DETROIT—Volt or Bolt, the choice will soon be yours. General Motors is plugging in with a vengeance, going after Tesla’s upcoming Model 3 with an all-new 200-mile, $30,000 electric car, and trying to hold on to its existing market with a much improved Volt for 2016.
“The Volt we’re phasing out is America’s best-selling plug-in car,” said Andrew Farah, the new Chevrolet Volt’s chief engineer. “We’ve had a great ride with the current vehicle—650 million pure EV miles driven. Owners are driving them electric 80 percent of the time.”
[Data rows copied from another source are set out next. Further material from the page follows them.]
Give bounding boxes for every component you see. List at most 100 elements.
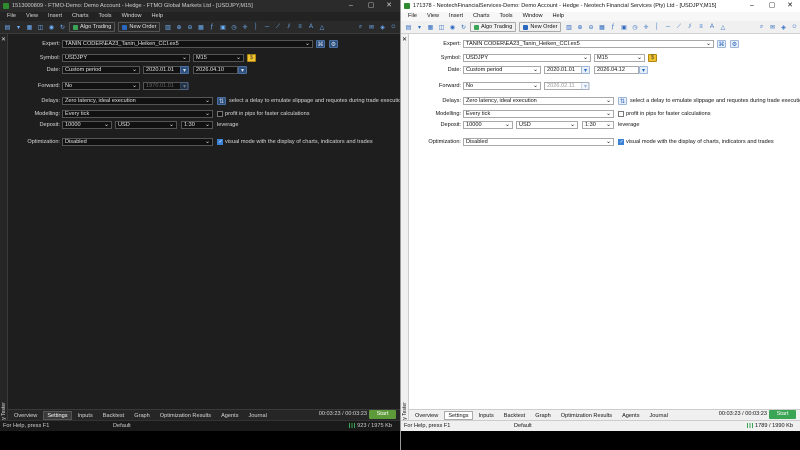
forward-select[interactable]: No ⌄ [62,82,140,90]
period-select[interactable]: Custom period ⌄ [62,66,140,74]
currency-select[interactable]: USD ⌄ [115,121,177,129]
delays-refresh-icon[interactable]: ⇅ [618,97,627,105]
tab-graph[interactable]: Graph [130,411,154,420]
tab-overview[interactable]: Overview [411,411,442,420]
new-chart-icon[interactable]: ▤ [3,23,12,32]
shapes-icon[interactable]: △ [718,23,727,32]
tab-optimization-results[interactable]: Optimization Results [557,411,616,420]
date-to-input[interactable]: 2026.04.12 [594,66,639,74]
minimize-icon[interactable]: – [743,0,761,12]
leverage-select[interactable]: 1:30 ⌄ [582,121,614,129]
expert-settings-button[interactable]: ⚙ [329,40,338,48]
expert-properties-button[interactable]: ⌘ [717,40,726,48]
menu-help[interactable]: Help [152,12,164,21]
menu-view[interactable]: View [26,12,38,21]
period-icon[interactable]: ◷ [630,23,639,32]
channel-icon[interactable]: ⫽ [284,23,293,32]
close-icon[interactable]: ✕ [781,0,799,12]
calendar-from-icon[interactable]: ▾ [180,66,189,74]
tab-journal[interactable]: Journal [646,411,672,420]
template-icon[interactable]: ▣ [218,23,227,32]
chart-icon[interactable]: ▦ [25,23,34,32]
search-icon[interactable]: ⌕ [757,23,766,32]
chart-icon[interactable]: ▦ [426,23,435,32]
horizontal-line-icon[interactable]: ─ [262,23,271,32]
menu-help[interactable]: Help [553,12,565,21]
menu-file[interactable]: File [7,12,16,21]
indicator-icon[interactable]: ƒ [207,23,216,32]
minimize-icon[interactable]: – [342,0,360,12]
optimization-select[interactable]: Disabled ⌄ [463,138,614,146]
profiles-icon[interactable]: ▾ [415,23,424,32]
notifications-icon[interactable]: ✉ [768,23,777,32]
notifications-icon[interactable]: ✉ [367,23,376,32]
tab-inputs[interactable]: Inputs [74,411,97,420]
timeframe-select[interactable]: M15 ⌄ [594,54,645,62]
channel-icon[interactable]: ⫽ [685,23,694,32]
new-order-button[interactable]: New Order [519,22,562,32]
market-icon[interactable]: ◉ [47,23,56,32]
crosshair-icon[interactable]: ✛ [641,23,650,32]
tab-journal[interactable]: Journal [245,411,271,420]
navigator-icon[interactable]: ◫ [437,23,446,32]
text-icon[interactable]: A [306,23,315,32]
fibo-icon[interactable]: ≡ [696,23,705,32]
profit-in-pips-checkbox[interactable] [217,111,223,117]
modelling-select[interactable]: Every tick ⌄ [62,110,213,118]
menu-view[interactable]: View [427,12,439,21]
crosshair-icon[interactable]: ✛ [240,23,249,32]
menu-tools[interactable]: Tools [500,12,513,21]
menu-tools[interactable]: Tools [99,12,112,21]
line-icon[interactable]: ⟋ [273,23,282,32]
start-button[interactable]: Start [369,410,396,419]
text-icon[interactable]: A [707,23,716,32]
indicator-icon[interactable]: ƒ [608,23,617,32]
calendar-from-icon[interactable]: ▾ [581,66,590,74]
deposit-input[interactable]: 10000 ⌄ [62,121,112,129]
expert-select[interactable]: TANIN CODER\EA23_Tanin_Heiken_CCI.ex5 ⌄ [62,40,313,48]
shapes-icon[interactable]: △ [317,23,326,32]
tab-settings[interactable]: Settings [43,410,72,420]
tile-icon[interactable]: ▦ [196,23,205,32]
account-icon[interactable]: ☺ [790,23,799,32]
signals-icon[interactable]: ◈ [779,23,788,32]
modelling-select[interactable]: Every tick ⌄ [463,110,614,118]
search-icon[interactable]: ⌕ [356,23,365,32]
delays-select[interactable]: Zero latency, ideal execution ⌄ [62,97,213,105]
calendar-to-icon[interactable]: ▾ [639,66,648,74]
date-to-input[interactable]: 2026.04.10 [193,66,238,74]
visual-mode-checkbox[interactable] [618,139,624,145]
delays-select[interactable]: Zero latency, ideal execution ⌄ [463,97,614,105]
optimization-select[interactable]: Disabled ⌄ [62,138,213,146]
zoom-in-icon[interactable]: ⊕ [174,23,183,32]
delays-refresh-icon[interactable]: ⇅ [217,97,226,105]
bar-chart-icon[interactable]: ▥ [163,23,172,32]
menu-charts[interactable]: Charts [72,12,88,21]
template-icon[interactable]: ▣ [619,23,628,32]
symbol-specification-button[interactable]: $ [247,54,256,62]
deposit-input[interactable]: 10000 ⌄ [463,121,513,129]
refresh-icon[interactable]: ↻ [459,23,468,32]
maximize-icon[interactable]: ▢ [763,0,781,12]
tab-overview[interactable]: Overview [10,411,41,420]
symbol-specification-button[interactable]: $ [648,54,657,62]
start-button[interactable]: Start [769,410,796,419]
bar-chart-icon[interactable]: ▥ [564,23,573,32]
profit-in-pips-checkbox[interactable] [618,111,624,117]
period-icon[interactable]: ◷ [229,23,238,32]
calendar-to-icon[interactable]: ▾ [238,66,247,74]
menu-window[interactable]: Window [122,12,142,21]
currency-select[interactable]: USD ⌄ [516,121,578,129]
expert-settings-button[interactable]: ⚙ [730,40,739,48]
timeframe-select[interactable]: M15 ⌄ [193,54,244,62]
new-order-button[interactable]: New Order [118,22,161,32]
forward-select[interactable]: No ⌄ [463,82,541,90]
tile-icon[interactable]: ▦ [597,23,606,32]
tab-backtest[interactable]: Backtest [500,411,529,420]
navigator-icon[interactable]: ◫ [36,23,45,32]
zoom-in-icon[interactable]: ⊕ [575,23,584,32]
tab-agents[interactable]: Agents [618,411,643,420]
menu-insert[interactable]: Insert [449,12,463,21]
algo-trading-button[interactable]: Algo Trading [470,22,517,32]
tab-optimization-results[interactable]: Optimization Results [156,411,215,420]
But the 2016 model Chevrolet is phasing in is better, with 50 electric miles, instead of 38, and full seating for five (instead of four). Range jumps to 420 miles from 300. The old Volt in electric mode achieved 98 MPGe; the new one is 102. Zero to 60 is now 8.4 seconds, and zero to 30 is 2.6 (a 19 percent improvement). The gas engine was 37 mpg; now it’s 41.
The 2016 Volt offers an all-new 1.5-liter, four-cylinder engine with direct injection and 101 horsepower at 5,600 rpm. A big plus, it operates on regular gas.
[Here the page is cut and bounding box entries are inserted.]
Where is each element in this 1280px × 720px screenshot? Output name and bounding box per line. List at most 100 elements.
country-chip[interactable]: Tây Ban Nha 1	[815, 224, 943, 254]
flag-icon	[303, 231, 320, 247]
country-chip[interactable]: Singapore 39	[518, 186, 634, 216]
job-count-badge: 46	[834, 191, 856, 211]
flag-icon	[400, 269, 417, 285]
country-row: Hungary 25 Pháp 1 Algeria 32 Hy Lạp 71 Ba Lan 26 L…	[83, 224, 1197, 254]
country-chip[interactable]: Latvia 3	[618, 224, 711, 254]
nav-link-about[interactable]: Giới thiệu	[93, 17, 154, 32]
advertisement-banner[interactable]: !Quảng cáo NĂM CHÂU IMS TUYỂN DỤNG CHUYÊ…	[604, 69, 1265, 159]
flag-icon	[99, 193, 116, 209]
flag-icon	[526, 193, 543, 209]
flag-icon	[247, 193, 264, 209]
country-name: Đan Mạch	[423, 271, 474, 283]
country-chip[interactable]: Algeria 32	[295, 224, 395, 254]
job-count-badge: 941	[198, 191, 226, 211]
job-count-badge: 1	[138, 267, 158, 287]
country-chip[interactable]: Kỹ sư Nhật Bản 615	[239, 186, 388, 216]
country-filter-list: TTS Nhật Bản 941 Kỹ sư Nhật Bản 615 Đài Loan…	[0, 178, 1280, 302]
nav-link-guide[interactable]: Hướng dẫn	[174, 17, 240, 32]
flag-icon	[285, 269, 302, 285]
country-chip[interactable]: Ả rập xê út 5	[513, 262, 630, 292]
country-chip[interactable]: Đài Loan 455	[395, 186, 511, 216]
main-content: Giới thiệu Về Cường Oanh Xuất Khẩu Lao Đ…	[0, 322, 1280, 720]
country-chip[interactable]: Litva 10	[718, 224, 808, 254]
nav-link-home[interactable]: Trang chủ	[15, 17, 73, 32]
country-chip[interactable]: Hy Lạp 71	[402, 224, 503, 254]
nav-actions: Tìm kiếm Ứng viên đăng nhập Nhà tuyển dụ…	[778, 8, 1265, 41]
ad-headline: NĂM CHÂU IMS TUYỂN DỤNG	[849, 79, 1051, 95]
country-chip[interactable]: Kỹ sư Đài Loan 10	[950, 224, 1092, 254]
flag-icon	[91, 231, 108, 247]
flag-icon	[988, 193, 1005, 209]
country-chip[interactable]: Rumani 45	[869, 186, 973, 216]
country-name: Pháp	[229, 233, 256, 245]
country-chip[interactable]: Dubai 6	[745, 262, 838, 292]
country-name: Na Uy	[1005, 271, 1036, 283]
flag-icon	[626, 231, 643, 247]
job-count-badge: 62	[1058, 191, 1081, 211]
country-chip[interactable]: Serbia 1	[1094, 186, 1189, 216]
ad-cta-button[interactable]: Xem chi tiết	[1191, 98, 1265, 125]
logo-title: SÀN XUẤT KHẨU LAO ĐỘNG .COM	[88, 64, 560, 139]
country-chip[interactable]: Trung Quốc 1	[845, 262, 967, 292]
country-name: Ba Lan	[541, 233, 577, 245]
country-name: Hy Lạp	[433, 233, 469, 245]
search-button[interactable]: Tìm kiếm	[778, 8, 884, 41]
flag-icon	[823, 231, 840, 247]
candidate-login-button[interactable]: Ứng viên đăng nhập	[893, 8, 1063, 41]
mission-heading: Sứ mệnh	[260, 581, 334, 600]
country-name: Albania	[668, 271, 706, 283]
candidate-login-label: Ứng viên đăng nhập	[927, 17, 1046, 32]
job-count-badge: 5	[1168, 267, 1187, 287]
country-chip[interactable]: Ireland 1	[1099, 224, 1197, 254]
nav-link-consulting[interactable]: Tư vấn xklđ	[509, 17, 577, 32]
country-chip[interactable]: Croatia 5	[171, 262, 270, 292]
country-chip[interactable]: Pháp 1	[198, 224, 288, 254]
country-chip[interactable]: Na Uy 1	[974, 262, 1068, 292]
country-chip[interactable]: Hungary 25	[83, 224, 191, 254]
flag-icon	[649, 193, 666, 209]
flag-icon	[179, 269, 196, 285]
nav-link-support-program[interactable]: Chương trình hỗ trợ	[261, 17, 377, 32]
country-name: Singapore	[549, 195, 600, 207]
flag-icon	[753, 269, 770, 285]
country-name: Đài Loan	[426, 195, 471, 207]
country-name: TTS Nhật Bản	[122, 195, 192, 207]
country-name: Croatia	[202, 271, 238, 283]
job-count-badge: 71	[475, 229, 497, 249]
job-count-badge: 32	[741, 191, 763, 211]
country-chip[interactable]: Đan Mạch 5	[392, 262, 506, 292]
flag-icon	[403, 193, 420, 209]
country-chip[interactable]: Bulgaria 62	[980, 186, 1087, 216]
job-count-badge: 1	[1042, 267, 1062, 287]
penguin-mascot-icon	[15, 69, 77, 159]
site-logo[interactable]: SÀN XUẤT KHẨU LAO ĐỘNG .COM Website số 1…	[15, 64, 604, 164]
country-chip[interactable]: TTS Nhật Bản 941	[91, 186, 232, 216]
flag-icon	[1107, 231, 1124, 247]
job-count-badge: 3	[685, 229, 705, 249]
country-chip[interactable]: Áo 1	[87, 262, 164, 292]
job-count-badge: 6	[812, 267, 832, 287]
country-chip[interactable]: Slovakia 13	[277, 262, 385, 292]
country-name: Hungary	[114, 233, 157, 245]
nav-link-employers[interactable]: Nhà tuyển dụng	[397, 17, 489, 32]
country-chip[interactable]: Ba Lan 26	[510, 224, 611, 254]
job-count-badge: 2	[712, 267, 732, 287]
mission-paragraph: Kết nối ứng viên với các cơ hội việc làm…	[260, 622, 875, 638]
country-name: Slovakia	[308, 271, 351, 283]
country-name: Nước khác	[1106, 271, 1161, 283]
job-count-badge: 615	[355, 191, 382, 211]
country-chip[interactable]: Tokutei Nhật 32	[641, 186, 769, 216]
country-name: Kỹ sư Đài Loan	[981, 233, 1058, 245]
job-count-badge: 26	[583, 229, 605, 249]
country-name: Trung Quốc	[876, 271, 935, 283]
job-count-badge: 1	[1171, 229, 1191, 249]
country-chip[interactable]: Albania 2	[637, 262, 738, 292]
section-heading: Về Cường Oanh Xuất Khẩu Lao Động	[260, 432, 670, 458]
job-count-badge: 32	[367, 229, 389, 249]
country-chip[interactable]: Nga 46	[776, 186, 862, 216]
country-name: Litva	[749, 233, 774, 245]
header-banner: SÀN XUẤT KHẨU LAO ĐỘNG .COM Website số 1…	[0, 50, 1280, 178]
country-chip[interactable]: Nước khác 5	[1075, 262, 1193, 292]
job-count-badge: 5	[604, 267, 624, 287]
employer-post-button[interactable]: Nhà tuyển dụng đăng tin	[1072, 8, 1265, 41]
James Bell, GM’s director of consumer affairs, says that the company listened to its loyal base of Volt owners on such matters as range, seating and dashboard design. “People would love to have 500 miles of EV range, but we think they’ll love what they can do with 50,” he said. “We’ve really raised the bar. Volt owners will be going to gas stations only every 1,000 miles.”
The Volt battery pack is 20 pounds lighter, has a 20 percent increase in cell storage capacity, and is now 18.4 kilowatt hours (from 16). It fits in essentially the same t-shaped space in the 2016 model.
The 2016 Volt is also objectively better looking than the original car, sleeker and more aerodynamic, but with a clearly visible Volt family resemblance. The interior, which suffered from annoying "modern" controls with little haptic feedback, is now much more conventional--a good move.
We know less about the compact Bolt, which was revealed to the world by the Wall Street Journal January 9. But I reported back in October that GM was talking about a 200-mile, $30,000 Tesla challenger, and now it could hit the market in 2017 (also the target date for the Model 3). In Detroit, the Bolt concept was rolled out right after the new Volt. U.S. Senator Debbie Stabenow (D-Mich.) got to sit in the driver's seat, and proclaimed, "It's a nice design. I like it. Give me two." GM keeps insisting that the Bolt "is a concept car," but at the same time they also say there's a real production commitment. Getting this car into production in 2017 would be quite a feat, though.
The Bolt, which could be sold internationally, has some family resemblance to the Chevy Spark; it's a relatively restrained design that could indeed see production with little modification,. And it's a big gamble for GM CEO Mary Barra, who is much in evidence here at the Detroit Auto Show (and called the Bolt "an EV for everyone"). She showed the flag at Buick’s press reveal on Sunday night, when the big-in-China division rolled out not only a new production convertible (the Cascada) but a very good-looking concept car, the Avenir, that GM President Dan Ammann called “a pretty good indication of where we see Buick as a brand going.”
Could there be a Buick-branded Bolt (or Volt) clone? A Cadillac Bolt? So far Buick hasn’t seen much green tech, though the mild hybrid eAssist version of the LaCrosse is selling well, Buick spokesman Robert Peterson said.
The Volt has been selling steadily, but at fairly low volumes. A $30k all-electric car with four times the range could really take off. We hear that Tesla may have trouble bringing in the Model 3 at such a low price, so the Bolt could be the value leader. Competition like this is only healthy for the future of EVs.